A confession: I used to watch The Vampire Diaries. It’s mildly embarrassing to admit, but it was such an addicting show. Some of my co-workers were trying to get me hooked, so they left the first season on my shelf at work. I watched six episodes in the first night.
When a teenage girl in the show becomes a vampire, she feels a lot of loss about the human life that she won’t get to live. She won’t grow up, go to college, or have kids. A group of her friends hold a wake for her to process the loss of her human self.
Around the time that I was (binge) watching this show, I also read this piece by Julie Peters called The Relationship Funeral: Rituals for a Breakup. In it, she writes: “Our culture is devoid of rituals.” She was specifically addressing the lack of ritual to process the loss of a relationship.
I agreed. I felt the general absence of space to process loss, and I was inspired, by Julie and The Vampire Dairies, to create it.
I have been a part of two late-night, burn-things-at-the-beach rituals since this time. They were both transformative experiences and have helped me become more aware of moments of loss in my life.
Why do I want to be more aware of loss?
Because I think we get stuck in fear when we don’t process loss.
I see it a lot in my work with people living with chronic pain. Developing chronic pain can be a little bit like becoming a vampire: the life that you thought you were going to live is suddenly not the life you are living. A fear of feeling the pain of that loss can make it very hard to move forward. Acknowledging and grieving loss in the face of chronic pain can be a very important part of the healing process.
The book This Thing Called Grief: New Understandings of Loss by Thomas M. Ellis influenced my current way of thinking about loss and grief. He puts it simply: “Grief is not about stages you go through and ultimately graduate from. Rather it is a dynamic process of ups and downs, fluctuating with painful and peaceful moments, hours, days, and weeks.” He also quotes C. S. Lewis: “No one ever told me that grief felt so like fear.”
It was interesting for me to relate my sense that we get stuck in fear when we don’t process loss to Lewis’ assertion that grief feels like fear. The relationship between grief and fear is complex. I have found that carving out the space to ritualize loss is a powerful way to soften the intensity of the fear associated with it. It doesn’t take away the sadness. It doesn’t somehow tie the loss into a little package that I can put aside. But it does seem to alleviate a sense of being frozen in the depth of the loss.
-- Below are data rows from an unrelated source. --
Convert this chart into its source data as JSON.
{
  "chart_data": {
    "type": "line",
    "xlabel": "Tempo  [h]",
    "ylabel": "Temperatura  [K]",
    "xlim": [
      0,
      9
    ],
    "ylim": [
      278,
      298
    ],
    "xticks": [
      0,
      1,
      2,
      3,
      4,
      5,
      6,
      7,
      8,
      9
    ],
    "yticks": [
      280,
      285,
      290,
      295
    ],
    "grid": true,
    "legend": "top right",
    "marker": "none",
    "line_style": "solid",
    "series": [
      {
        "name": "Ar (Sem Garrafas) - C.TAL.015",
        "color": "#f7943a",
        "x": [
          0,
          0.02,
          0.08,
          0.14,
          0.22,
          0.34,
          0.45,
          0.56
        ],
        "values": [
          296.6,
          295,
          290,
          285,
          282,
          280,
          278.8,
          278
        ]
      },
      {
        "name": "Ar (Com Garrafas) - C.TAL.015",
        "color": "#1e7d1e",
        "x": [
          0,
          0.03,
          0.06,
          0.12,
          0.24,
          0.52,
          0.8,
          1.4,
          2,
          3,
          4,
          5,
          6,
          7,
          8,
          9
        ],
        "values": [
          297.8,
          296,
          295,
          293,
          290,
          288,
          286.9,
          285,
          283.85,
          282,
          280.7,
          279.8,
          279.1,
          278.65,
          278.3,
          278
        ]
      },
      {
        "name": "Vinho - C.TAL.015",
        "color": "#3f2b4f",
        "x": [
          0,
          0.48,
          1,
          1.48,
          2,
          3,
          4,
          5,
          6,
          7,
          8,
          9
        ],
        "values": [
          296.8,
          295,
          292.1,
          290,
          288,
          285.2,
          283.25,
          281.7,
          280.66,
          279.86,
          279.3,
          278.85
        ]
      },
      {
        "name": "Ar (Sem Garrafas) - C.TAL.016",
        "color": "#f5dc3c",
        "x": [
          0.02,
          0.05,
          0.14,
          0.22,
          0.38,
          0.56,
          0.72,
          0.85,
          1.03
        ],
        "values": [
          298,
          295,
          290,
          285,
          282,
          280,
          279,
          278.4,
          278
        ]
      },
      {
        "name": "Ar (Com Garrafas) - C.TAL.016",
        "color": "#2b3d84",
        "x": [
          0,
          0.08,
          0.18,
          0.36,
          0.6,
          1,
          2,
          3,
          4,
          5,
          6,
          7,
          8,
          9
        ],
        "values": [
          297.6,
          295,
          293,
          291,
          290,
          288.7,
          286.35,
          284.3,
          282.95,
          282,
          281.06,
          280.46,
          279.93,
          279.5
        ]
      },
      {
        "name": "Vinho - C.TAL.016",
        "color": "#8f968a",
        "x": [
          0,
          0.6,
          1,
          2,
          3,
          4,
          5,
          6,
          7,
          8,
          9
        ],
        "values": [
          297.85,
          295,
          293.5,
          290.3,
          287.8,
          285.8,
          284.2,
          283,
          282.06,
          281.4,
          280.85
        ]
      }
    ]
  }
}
A student in one of my classes once asked, “So, how do we do it? How do we ritualize loss?”
It stumped me a bit at first because my own rituals have been very, very random. I certainly don’t have a formula, just a sense that I should burn something. Upon reflection, I think a loss ritual, at least in the way that I have approached them, can be captured in two simple steps:
- Schedule a time where your intention is to spend that time acknowledging something or someone that you have lost.
- During that time, perform some action (writing, burning, speaking, etc.) that for you is a symbolic honouring of the loss you have experienced.
Of course, a precursor to this process is simply recognizing that you are experiencing loss in the first place, which is harder than it sounds – especially in the context of chronic pain.
Ritualizing loss is the legacy of The Vampire Diaries in my life. Not every experience of loss requires burning things at the beach, but for me, late-night rituals with friends and fire have been a source of laughter in the midst of grief. A reminder that when we chose to be open to feeling the pain of our loss we also become more open to feeling joy.